My best friend told me about your blog, and I love it. That post about relationships vs companionship was good. I’m thinking you may be able to help me. I’ve been seeing this guy for about a month. We never had the relationship talk, and we both have been rocking with each other hard. However, I know I still flirt and talk with other guys. I thought he was doing the same, until he told me two nights ago that he loves me. I was blown, because I didn’t think we had gotten there yet. I didn’t want him to feel bad so I told him verbatim “awe, love ya.” But I don’t think I love him. I mean I could love him eventually, but I’m not there yet. I feel things between has gotten a lot more serious than I wanted it to right now. What do I do here to slow things down with this man without pissing him off and making him want to stop talking to me?
-I’m Not Ready for Love
Dear I’m Not Ready for Love,
Thanks for writing to me and complimenting my website. I always appreciate the kind words of site visitors such as yourself. Like I’ve said time and time again, positive feedback serves as fuel for what I’m doing here. So once more, thank you.
As far as your dilemma goes, it’s a common one to have. In fact, many people that have ever tried dating have found themselves in a predicament similar to the one you’re in. In the midst of a situationship where one partner blurts out “I love you”, and the other partner is left shocked and confused. Now some folks who aren’t ready to hear those three words will reply with a simple “thank you”, which is really like a b$tch slap to the individual brave enough to open his heart. Then there are those who hear The L Word, and out of common courtesy reply with “I love you too.” Essentially, that’s what you did, even if you said “ya” instead of “you”.
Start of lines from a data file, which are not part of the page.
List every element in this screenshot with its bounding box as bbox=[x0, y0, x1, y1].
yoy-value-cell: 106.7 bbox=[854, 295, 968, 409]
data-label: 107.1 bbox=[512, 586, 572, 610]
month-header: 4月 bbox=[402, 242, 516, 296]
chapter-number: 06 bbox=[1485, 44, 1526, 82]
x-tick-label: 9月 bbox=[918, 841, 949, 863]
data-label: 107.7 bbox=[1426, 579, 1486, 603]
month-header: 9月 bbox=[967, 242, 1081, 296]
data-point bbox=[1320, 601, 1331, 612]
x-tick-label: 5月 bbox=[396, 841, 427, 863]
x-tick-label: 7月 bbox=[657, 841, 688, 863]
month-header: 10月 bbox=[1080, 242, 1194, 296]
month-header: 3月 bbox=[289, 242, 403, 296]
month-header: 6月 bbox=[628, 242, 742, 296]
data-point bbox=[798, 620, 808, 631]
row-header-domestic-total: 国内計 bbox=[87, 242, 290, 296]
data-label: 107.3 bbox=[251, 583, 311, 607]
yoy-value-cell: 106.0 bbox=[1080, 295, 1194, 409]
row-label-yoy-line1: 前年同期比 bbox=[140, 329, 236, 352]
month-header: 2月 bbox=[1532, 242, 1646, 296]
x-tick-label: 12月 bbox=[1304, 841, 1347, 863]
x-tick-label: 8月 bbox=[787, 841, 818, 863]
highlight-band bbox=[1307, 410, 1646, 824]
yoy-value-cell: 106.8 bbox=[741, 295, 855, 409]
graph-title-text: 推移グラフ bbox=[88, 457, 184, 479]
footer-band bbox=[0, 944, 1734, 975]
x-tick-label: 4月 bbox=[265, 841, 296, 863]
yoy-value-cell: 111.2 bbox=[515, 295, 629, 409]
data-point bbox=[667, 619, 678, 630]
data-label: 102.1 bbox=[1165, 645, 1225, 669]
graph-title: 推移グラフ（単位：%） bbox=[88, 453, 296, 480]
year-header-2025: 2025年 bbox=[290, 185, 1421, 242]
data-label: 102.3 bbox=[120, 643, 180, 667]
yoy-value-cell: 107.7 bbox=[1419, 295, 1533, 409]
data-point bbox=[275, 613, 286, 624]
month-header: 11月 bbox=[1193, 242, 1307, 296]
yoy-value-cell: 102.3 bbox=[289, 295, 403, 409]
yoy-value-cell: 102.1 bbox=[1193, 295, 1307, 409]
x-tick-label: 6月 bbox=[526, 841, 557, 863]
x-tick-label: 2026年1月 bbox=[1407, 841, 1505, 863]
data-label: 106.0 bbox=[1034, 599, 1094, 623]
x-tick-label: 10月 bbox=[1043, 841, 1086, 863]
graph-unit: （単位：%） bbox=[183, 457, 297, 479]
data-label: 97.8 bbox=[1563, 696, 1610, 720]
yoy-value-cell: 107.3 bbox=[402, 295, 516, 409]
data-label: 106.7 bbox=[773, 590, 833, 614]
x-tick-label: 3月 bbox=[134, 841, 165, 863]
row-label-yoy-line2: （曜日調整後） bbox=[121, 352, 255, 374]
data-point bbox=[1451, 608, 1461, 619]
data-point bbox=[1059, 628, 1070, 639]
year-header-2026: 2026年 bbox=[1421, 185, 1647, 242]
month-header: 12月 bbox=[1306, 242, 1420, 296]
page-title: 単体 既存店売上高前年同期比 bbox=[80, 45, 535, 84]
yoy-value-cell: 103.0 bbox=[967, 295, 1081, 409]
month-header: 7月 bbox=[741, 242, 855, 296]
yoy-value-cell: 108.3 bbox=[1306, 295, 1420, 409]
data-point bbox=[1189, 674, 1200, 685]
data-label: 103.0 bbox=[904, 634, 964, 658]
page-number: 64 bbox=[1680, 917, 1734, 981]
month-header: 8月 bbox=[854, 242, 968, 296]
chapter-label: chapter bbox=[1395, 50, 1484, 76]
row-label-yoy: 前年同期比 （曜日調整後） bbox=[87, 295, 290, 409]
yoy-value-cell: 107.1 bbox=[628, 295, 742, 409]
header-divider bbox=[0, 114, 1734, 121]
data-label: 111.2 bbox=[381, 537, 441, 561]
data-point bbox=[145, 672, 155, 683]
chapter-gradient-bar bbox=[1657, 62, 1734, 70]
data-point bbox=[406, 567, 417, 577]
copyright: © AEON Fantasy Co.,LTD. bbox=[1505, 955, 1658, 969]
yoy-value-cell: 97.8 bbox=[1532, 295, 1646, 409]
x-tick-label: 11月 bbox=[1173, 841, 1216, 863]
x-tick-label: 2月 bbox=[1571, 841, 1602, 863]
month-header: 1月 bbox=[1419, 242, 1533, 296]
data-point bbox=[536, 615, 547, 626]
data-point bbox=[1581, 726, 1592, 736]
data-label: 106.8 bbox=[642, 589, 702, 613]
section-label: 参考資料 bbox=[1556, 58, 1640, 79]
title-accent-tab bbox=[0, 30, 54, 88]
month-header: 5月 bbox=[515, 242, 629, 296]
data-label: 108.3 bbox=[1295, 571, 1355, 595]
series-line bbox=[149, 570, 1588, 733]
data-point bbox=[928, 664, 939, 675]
Now there is a third option people can choose when they’ve been told “I love you” and don’t feel the same way, but most folks think the notion is ridiculous. Whenever put in this uncomfortable situation, simply telling the truth is a legitimate choice. In fact, it’s the one I recommend for all parties involved.
I’m about to put myself here. I have actually been the guy that has told someone I love him, and the guy I told wasn’t ready to express the same thing. Thankfully, he told me his true feelings, and gave an explanation as to why he didn’t feel comfortable saying he loved me in that moment. I appreciated his honesty, and respected him not just saying words he didn’t mean or simply curving me with “thank you.” His willingness to keep it one hundred, strengthened our budding situationship, and led to a meaningful relationship.
Suggestions going forward.
- You need to go meet up with this man in person and talk. During the conversation, you need to make it clear that you aren’t in love with him yet. Since you seem to like the guy, tell him that. And tell him that love for you isn’t out of the question, you just aren’t there yet. You also owe him an apology if you misled him into believing you were in love too.
- If you’re ever put in a situation like this again, remember telling the truth is best. You’ll feel better, and at the end of the day, so will your Could Be Bae.